Machine Learning Engineer FullTime London employer: Trainline plc
Contact Detail:
Trainline plc Recruiting Team
StudySmarter Expert Advice 🤫
We think this is how you could land Machine Learning Engineer FullTime London
✨Tip Number 1
Familiarise yourself with Trainline's mission and values. Understanding their commitment to sustainable travel and how machine learning plays a role in this can help you align your discussions during interviews, showcasing your passion for their goals.
✨Tip Number 2
Engage with the Machine Learning community on platforms like LinkedIn or GitHub. Sharing your projects or insights related to NLP and machine learning can demonstrate your expertise and enthusiasm, making you stand out as a candidate.
✨Tip Number 3
Prepare to discuss specific machine learning projects you've worked on, especially those involving NLP or large datasets. Be ready to explain your thought process, the challenges you faced, and how you overcame them, as this will highlight your problem-solving skills.
✨Tip Number 4
Network with current or former employees of Trainline. They can provide valuable insights into the company culture and the expectations for the Machine Learning Engineer role, which can help you tailor your approach during the application process.
We think you need these skills to ace Machine Learning Engineer FullTime London
Some tips for your application 🫡
Tailor Your CV: Make sure your CV highlights relevant experience and skills that align with the Machine Learning Engineer role. Focus on your proficiency in Python, NLP algorithms, and any experience with large language models or productionising machine learning models.
Craft a Compelling Cover Letter: In your cover letter, express your passion for sustainable travel and how your background in machine learning can contribute to Trainline's mission. Mention specific projects or experiences that demonstrate your expertise and enthusiasm for the role.
Showcase Your Projects: If you have worked on relevant projects, include links to your GitHub or portfolio. Highlight any machine learning systems you've designed or contributed to, especially those involving NLP or data-driven solutions.
Prepare for Technical Questions: Anticipate technical questions related to machine learning concepts, algorithms, and tools mentioned in the job description. Brush up on your knowledge of statistical methodologies, feature engineering, and DevOps practices to impress during the interview process.

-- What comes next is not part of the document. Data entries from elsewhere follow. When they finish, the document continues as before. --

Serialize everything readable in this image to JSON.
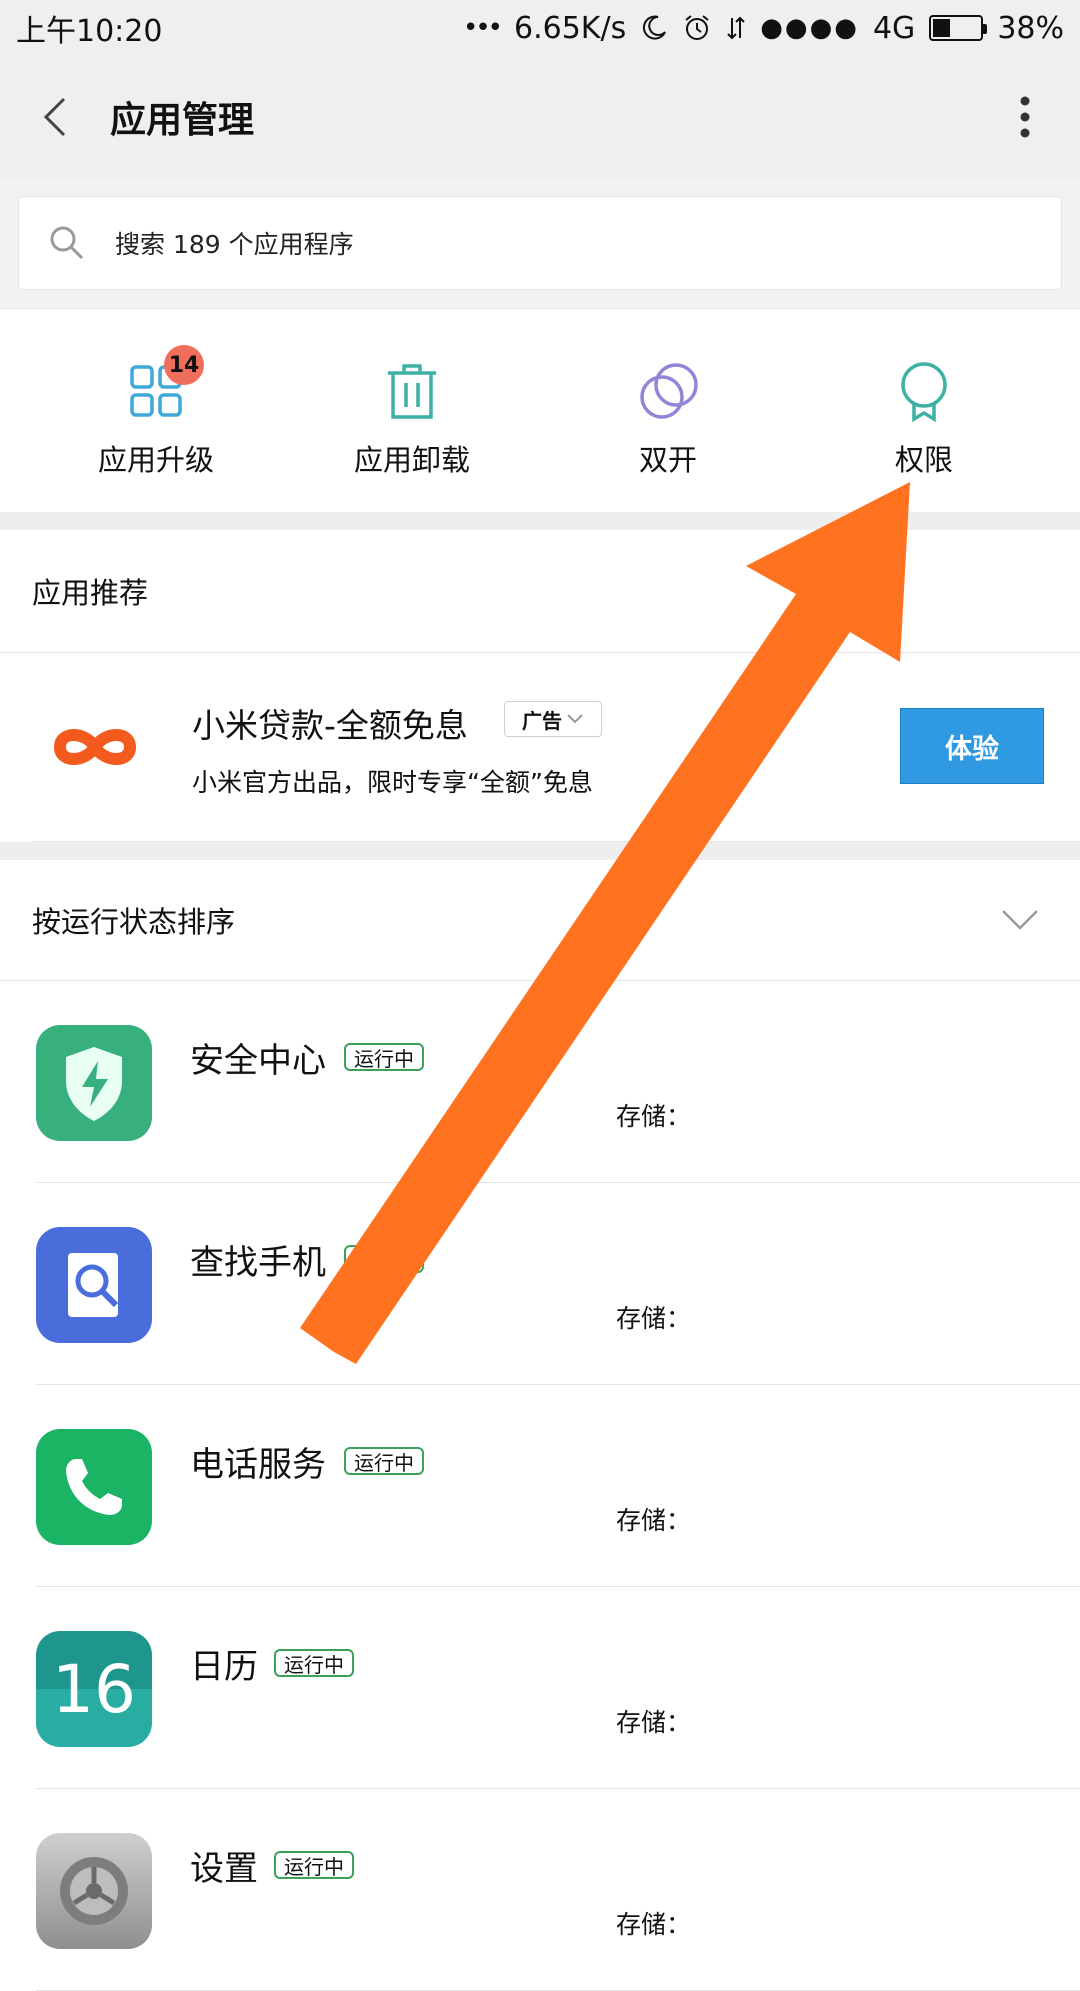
{
  "statusbar": {
    "time": "上午10:20",
    "net_dots": "•••",
    "speed": "6.65K/s",
    "signal_dots": "●●●●",
    "network": "4G",
    "battery": "38%",
    "battery_level": 0.38
  },
  "header": {
    "title": "应用管理"
  },
  "search": {
    "text": "搜索 189 个应用程序"
  },
  "quick_actions": [
    {
      "label": "应用升级",
      "badge": "14",
      "icon": "grid-icon"
    },
    {
      "label": "应用卸载",
      "icon": "trash-icon"
    },
    {
      "label": "双开",
      "icon": "dual-circles-icon"
    },
    {
      "label": "权限",
      "icon": "ribbon-icon"
    }
  ],
  "recommend": {
    "header": "应用推荐",
    "app_name": "小米贷款-全额免息",
    "ad_label": "广告",
    "desc": "小米官方出品，限时专享“全额”免息",
    "button": "体验"
  },
  "sort": {
    "label": "按运行状态排序"
  },
  "apps": [
    {
      "name": "安全中心",
      "status": "运行中",
      "storage": "存储："
    },
    {
      "name": "查找手机",
      "status": "运行中",
      "storage": "存储："
    },
    {
      "name": "电话服务",
      "status": "运行中",
      "storage": "存储："
    },
    {
      "name": "日历",
      "status": "运行中",
      "storage": "存储：",
      "icon_text": "16"
    },
    {
      "name": "设置",
      "status": "运行中",
      "storage": "存储："
    }
  ],
  "colors": {
    "accent_teal": "#3db1a5",
    "accent_blue": "#2f9ae2",
    "badge_red": "#f06e5c",
    "arrow_orange": "#ff7220",
    "running_green": "#3aa05a"
  }
}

How to prepare for a job interview at Trainline plc
✨Understand the Company’s Mission
Before your interview, make sure you understand Trainline's mission to promote sustainable travel. Familiarise yourself with their products and how machine learning plays a role in enhancing user experiences. This will show your genuine interest in the company and its goals.
✨Showcase Your Technical Skills
Be prepared to discuss your experience with Python and relevant ML libraries like Scikit-learn and TensorFlow. Highlight any projects where you've implemented NLP algorithms or worked with large datasets, as this aligns closely with the role's requirements.
✨Prepare for Problem-Solving Questions
Expect to face technical questions that assess your problem-solving abilities. Practice explaining your thought process when tackling machine learning challenges, such as model selection and tuning, to demonstrate your expertise and analytical skills.
✨Emphasise Collaboration and Communication
Trainline values teamwork, so be ready to discuss your experience working in cross-functional teams. Share examples of how you've effectively communicated complex ideas to non-technical stakeholders, showcasing your ability to collaborate and drive projects forward.